Королеву Франции обезглавили так быстро и просто, что стало невозможно надеяться на чудо собственного спасения.
ПОКА ЗЕВАКИ ПИХАЛИСЬ, обмакивая в кровь помазанницы припасенные платки, Габриэль и Франсуаза, уцепившись друг за дружку, выбрались из толкучки и побрели по пасмурным стылым улицам домой. Обе со вчера ничего не ели, ночью почти не спали, полдня простояли на площади, перед глазами маячило жуткое предвидение собственной участи.
– Мадам, какое счастье, что все это кончилось!
– Как вы можете так говорить? – потерянно пролепетала Франсуаза.
– Могу. Пока она была жива, она могла вас выдать. Впредь мы заботимся только о себе! Любой ценой спасаем только самих себя.
Франсуаза всхлипнула, она не переставала рыдать с той минуты, как увидела королеву в телеге.
– Дитя мое, это все моя вина. Мне следовало увезти вас отсюда, пока это было возможно, когда принцесса Ламбаль и герцогиня Полиньяк уехали. Куда угодно, хоть в ту же жуткую Московию.
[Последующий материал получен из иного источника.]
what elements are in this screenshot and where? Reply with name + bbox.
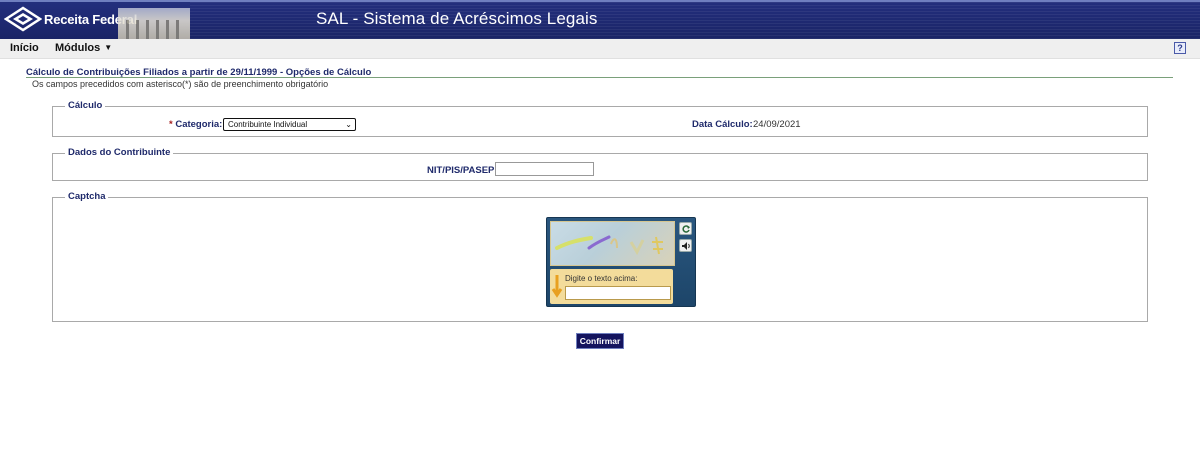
nit-label: NIT/PIS/PASEP: bbox=[427, 165, 498, 176]
dados-legend: Dados do Contribuinte bbox=[65, 147, 174, 158]
required-mark: * bbox=[169, 119, 173, 130]
app-title: SAL - Sistema de Acréscimos Legais bbox=[316, 9, 598, 28]
building-image bbox=[118, 8, 190, 39]
categoria-label: * Categoria: bbox=[169, 119, 222, 130]
captcha-hint: Digite o texto acima: bbox=[565, 274, 638, 283]
captcha-entry-panel: Digite o texto acima: bbox=[550, 269, 673, 304]
menu-item-modulos[interactable]: Módulos ▼ bbox=[55, 42, 112, 54]
categoria-select[interactable]: Contribuinte Individual ⌄ bbox=[223, 118, 356, 131]
calculo-legend: Cálculo bbox=[65, 100, 106, 111]
calculo-fieldset: Cálculo * Categoria: Contribuinte Indivi… bbox=[52, 100, 1148, 137]
speaker-icon bbox=[682, 242, 690, 250]
menu-item-label: Módulos bbox=[55, 42, 101, 54]
title-divider bbox=[26, 77, 1173, 78]
arrow-icon bbox=[551, 275, 563, 298]
refresh-icon bbox=[682, 225, 690, 233]
help-icon[interactable]: ? bbox=[1174, 42, 1186, 54]
nit-input[interactable] bbox=[495, 162, 594, 176]
menu-item-label: Início bbox=[10, 42, 39, 54]
menu-item-inicio[interactable]: Início bbox=[10, 42, 39, 54]
caret-down-icon: ▼ bbox=[104, 43, 113, 52]
confirm-button[interactable]: Confirmar bbox=[576, 333, 624, 349]
captcha-widget: Digite o texto acima: bbox=[546, 217, 696, 307]
captcha-glyphs bbox=[555, 235, 663, 256]
menu-bar: Início Módulos ▼ ? bbox=[0, 39, 1200, 59]
captcha-image bbox=[550, 221, 675, 266]
captcha-legend: Captcha bbox=[65, 191, 109, 202]
categoria-label-text: Categoria: bbox=[175, 119, 223, 130]
captcha-audio-button[interactable] bbox=[679, 239, 692, 252]
header-banner: Receita Federal SAL - Sistema de Acrésci… bbox=[0, 0, 1200, 39]
dados-contribuinte-fieldset: Dados do Contribuinte NIT/PIS/PASEP: bbox=[52, 147, 1148, 181]
page-subtitle: Os campos precedidos com asterisco(*) sã… bbox=[32, 79, 329, 89]
captcha-fieldset: Captcha Digite o texto acima: bbox=[52, 191, 1148, 322]
data-calculo-value: 24/09/2021 bbox=[753, 119, 801, 130]
data-calculo-label: Data Cálculo: bbox=[692, 119, 753, 130]
chevron-down-icon: ⌄ bbox=[345, 120, 352, 129]
captcha-input[interactable] bbox=[565, 286, 671, 300]
categoria-selected-value: Contribuinte Individual bbox=[228, 120, 308, 129]
receita-logo-icon bbox=[4, 6, 42, 32]
captcha-refresh-button[interactable] bbox=[679, 222, 692, 235]
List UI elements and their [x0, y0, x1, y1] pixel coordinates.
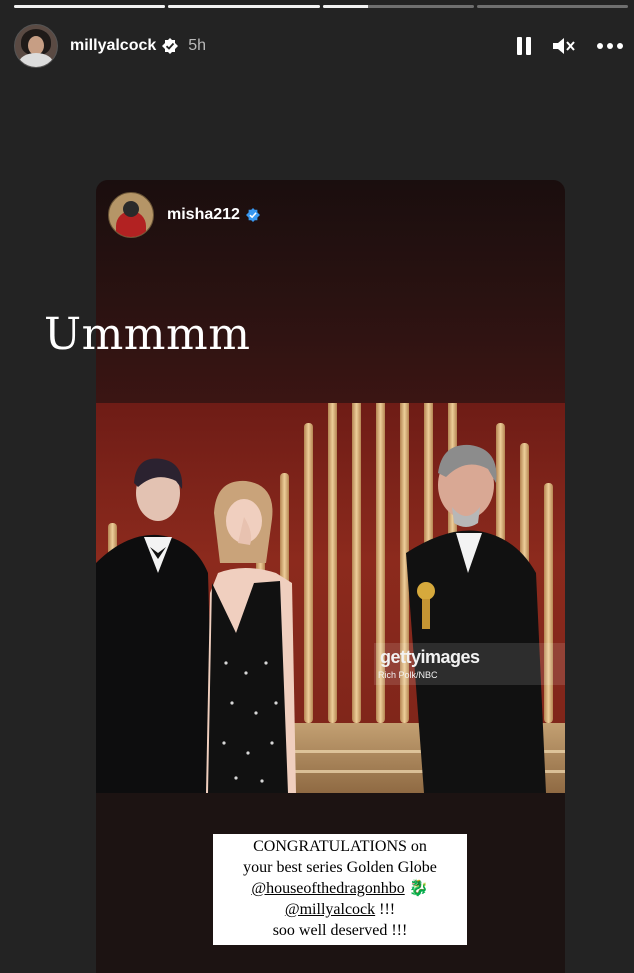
story-username[interactable]: millyalcock	[70, 37, 156, 55]
story-progress-bars	[14, 5, 628, 8]
progress-segment-3	[322, 5, 474, 8]
dragon-emoji-icon: 🐉	[408, 880, 429, 897]
verified-badge-icon	[245, 208, 260, 222]
mini-avatar-head	[123, 201, 139, 217]
mute-icon[interactable]	[552, 36, 576, 56]
mention-house-of-the-dragon[interactable]: @houseofthedragonhbo	[251, 880, 404, 897]
story-overlay-text: Ummmm	[44, 309, 251, 360]
more-options-icon[interactable]	[596, 42, 624, 50]
watermark-text: gettyimages	[380, 647, 480, 667]
caption-exclaim: !!!	[375, 901, 396, 918]
caption-line-3: @houseofthedragonhbo 🐉	[213, 878, 467, 899]
stage-light-stripe	[352, 403, 361, 723]
person-middle	[206, 480, 296, 793]
avatar[interactable]	[14, 24, 58, 68]
header-controls	[516, 36, 624, 56]
caption-line-5: soo well deserved !!!	[272, 922, 408, 939]
pause-icon[interactable]	[516, 36, 532, 56]
watermark-credit: Rich Polk/NBC	[378, 670, 438, 680]
progress-fill-3	[322, 5, 368, 8]
golden-globe-photo: gettyimages Rich Polk/NBC	[96, 403, 565, 793]
verified-badge-icon	[162, 38, 179, 54]
progress-fill-1	[14, 5, 166, 8]
progress-segment-1	[14, 5, 166, 8]
shared-post-avatar[interactable]	[108, 192, 154, 238]
story-header: millyalcock 5h	[14, 24, 624, 68]
progress-segment-4	[476, 5, 628, 8]
getty-watermark: gettyimages Rich Polk/NBC	[374, 643, 565, 685]
avatar-shirt	[19, 53, 53, 67]
caption-line-4: @millyalcock !!!	[213, 899, 467, 920]
stage-light-stripe	[328, 403, 337, 723]
caption-line-2: your best series Golden Globe	[243, 859, 437, 876]
shared-post-username[interactable]: misha212	[167, 206, 240, 224]
mention-millyalcock[interactable]: @millyalcock	[285, 901, 375, 918]
caption-box: CONGRATULATIONS on your best series Gold…	[213, 834, 467, 945]
person-right	[406, 444, 546, 793]
caption-line-1: CONGRATULATIONS on	[253, 838, 427, 855]
progress-segment-2	[168, 5, 320, 8]
progress-fill-2	[168, 5, 320, 8]
story-timestamp: 5h	[188, 37, 207, 54]
shared-post-header: misha212	[108, 192, 260, 238]
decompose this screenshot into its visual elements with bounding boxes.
Но я боялась безденежья и чужбины. Я не могла представить, что дойдет до такого. Мне казалось, самая страшная жертва, на которую может обречь нас революция, – это обходиться без камеристки и парикмахера.
– Мадам, с кем вы разговаривали на площади?
– Я? Когда?
– Только что, тетя! Кто этот гвардеец?
– А… Понятия не имею, кто-то из толпы… Заявил, что рад смерти вдовы Капет. Мне пришлось что-то ответить… Мне даже кажется, я его раньше где-то видела… – Врать тетка так и не научилась. – А почему вы спрашиваете?
– Просто так, тетя.
«Кажется»! Зато Габриэль ничего не кажется, она прекрасно помнит руки и сопение этого типа.
– Кстати, впредь никаких «мадам», никаких старорежимных учтивостей, никаких версальских манер. С этого дня мы обращаемся друг к другу только по имени и на «ты».
Франсуаза слабо возмутилась:
– Это грубо. Я ненавижу это санкюлотское тыканье. Самое главное в нашем положении – это сохранять достоинство.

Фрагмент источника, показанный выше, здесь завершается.